Especially chosen — Hell and blood! He wanted to cover his face; he could have wept like a child. But Linden's eyes clung to him desperately, trying to believe in him. Sunder and Hollian held each other against a fear they could not name. And
Memla's countenance was blunt-moulded into a shape of sympathy, as if she knew what it meant to be discounted. Only the Haruchai appeared unmoved-the Haruchai, and Vain.
When Linden asked, “Your ring?” he met her squarely.
“I can't control it.”
Abruptly, Memla's expression became a flinch of surprise, as if he had uttered something appalling.
He ignored her. While his heart raged for grief, as if tears were a debt which he owed to his mortality and could not pay, he stretched out his arms. There in front of all his companions he gave himself a VSE.
Ah, you are stubborn yet.
Yes. By God. Stubborn.
Acting with characteristic detached consideration, Brinn handed Covenant a pouch of metheglin. Covenant lifted it between himself and his friends, so that they could not see his face, and drank it dry. Then he walked away into the darkness around the Gilden, used the night to hide him. After a time, he lay down among the things he had lost, and closed his eyes.

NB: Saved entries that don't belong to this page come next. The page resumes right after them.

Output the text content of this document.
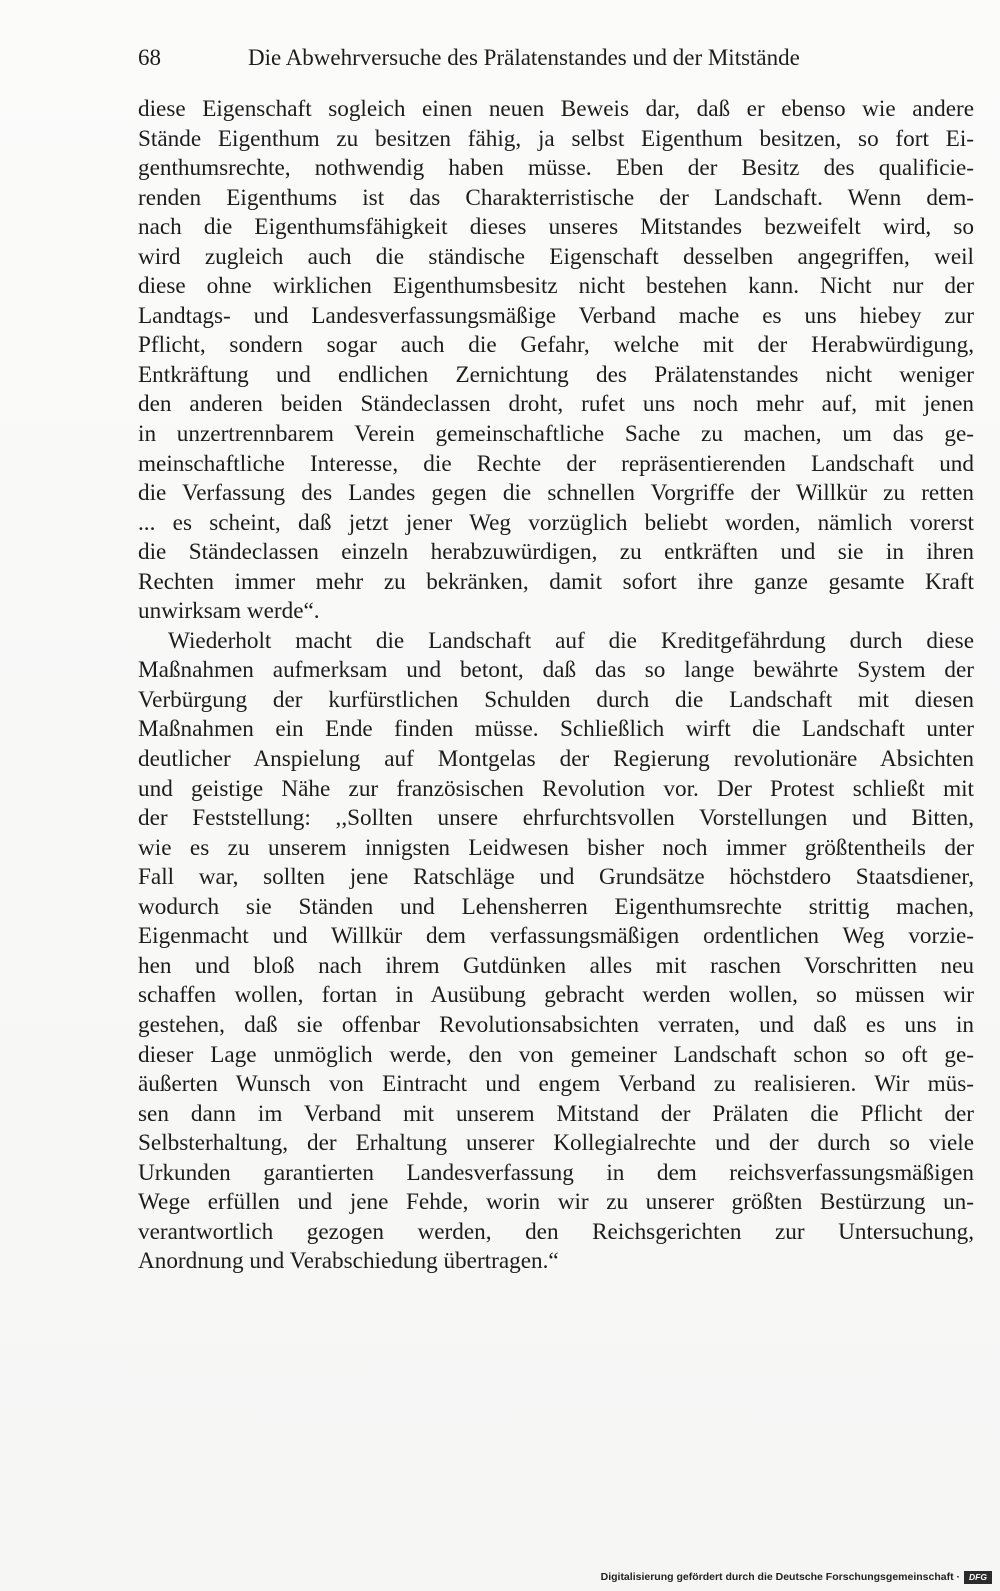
68	Die Abwehrversuche des Prälatenstandes und der Mitstände
diese Eigenschaft sogleich einen neuen Beweis dar, daß er ebenso wie andere
Stände Eigenthum zu besitzen fähig, ja selbst Eigenthum besitzen, so fort Ei-
genthumsrechte, nothwendig haben müsse. Eben der Besitz des qualificie-
renden Eigenthums ist das Charakterristische der Landschaft. Wenn dem-
nach die Eigenthumsfähigkeit dieses unseres Mitstandes bezweifelt wird, so
wird zugleich auch die ständische Eigenschaft desselben angegriffen, weil
diese ohne wirklichen Eigenthumsbesitz nicht bestehen kann. Nicht nur der
Landtags- und Landesverfassungsmäßige Verband mache es uns hiebey zur
Pflicht, sondern sogar auch die Gefahr, welche mit der Herabwürdigung,
Entkräftung und endlichen Zernichtung des Prälatenstandes nicht weniger
den anderen beiden Ständeclassen droht, rufet uns noch mehr auf, mit jenen
in unzertrennbarem Verein gemeinschaftliche Sache zu machen, um das ge-
meinschaftliche Interesse, die Rechte der repräsentierenden Landschaft und
die Verfassung des Landes gegen die schnellen Vorgriffe der Willkür zu retten
... es scheint, daß jetzt jener Weg vorzüglich beliebt worden, nämlich vorerst
die Ständeclassen einzeln herabzuwürdigen, zu entkräften und sie in ihren
Rechten immer mehr zu bekränken, damit sofort ihre ganze gesamte Kraft
unwirksam werde“.
Wiederholt macht die Landschaft auf die Kreditgefährdung durch diese
Maßnahmen aufmerksam und betont, daß das so lange bewährte System der
Verbürgung der kurfürstlichen Schulden durch die Landschaft mit diesen
Maßnahmen ein Ende finden müsse. Schließlich wirft die Landschaft unter
deutlicher Anspielung auf Montgelas der Regierung revolutionäre Absichten
und geistige Nähe zur französischen Revolution vor. Der Protest schließt mit
der Feststellung: ,,Sollten unsere ehrfurchtsvollen Vorstellungen und Bitten,
wie es zu unserem innigsten Leidwesen bisher noch immer größtentheils der
Fall war, sollten jene Ratschläge und Grundsätze höchstdero Staatsdiener,
wodurch sie Ständen und Lehensherren Eigenthumsrechte strittig machen,
Eigenmacht und Willkür dem verfassungsmäßigen ordentlichen Weg vorzie-
hen und bloß nach ihrem Gutdünken alles mit raschen Vorschritten neu
schaffen wollen, fortan in Ausübung gebracht werden wollen, so müssen wir
gestehen, daß sie offenbar Revolutionsabsichten verraten, und daß es uns in
dieser Lage unmöglich werde, den von gemeiner Landschaft schon so oft ge-
äußerten Wunsch von Eintracht und engem Verband zu realisieren. Wir müs-
sen dann im Verband mit unserem Mitstand der Prälaten die Pflicht der
Selbsterhaltung, der Erhaltung unserer Kollegialrechte und der durch so viele
Urkunden garantierten Landesverfassung in dem reichsverfassungsmäßigen
Wege erfüllen und jene Fehde, worin wir zu unserer größten Bestürzung un-
verantwortlich gezogen werden, den Reichsgerichten zur Untersuchung,
Anordnung und Verabschiedung übertragen.“
Digitalisierung gefördert durch die Deutsche Forschungsgemeinschaft ·	DFG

Brinn roused him with the dawn, got him to his feet in time to meet the second rising of the sun of pestilence, protected by his boots. The rest of the quest was already awake. Sunder and Hollian had joined Memla on pieces of stone; the Haruchai were busy preparing food; Linden stood gazing at the approaching incarnadine. Her face was sealed against its own vulnerability; but when she noticed Covenant, her eyes acknowledged him sombrely. After the conflicts of the previous evening, her recognition touched him like a smile.
He found that he felt stronger. But with recovery came a renewal of fear. The na-Mhoram's Grim-
Memla bore herself as if throughout the night she had not forgotten that peril. Her aging features were lined with apprehension, and her hands trembled on her rukh. To answer Covenant's look, she murmured, “Still he raises it, and is not content. It will be a Grim to rend our souls.” For a moment, her eyes winced to his face as if she needed reassurance. But then she jerked away, began snapping at her companions to make them hurry.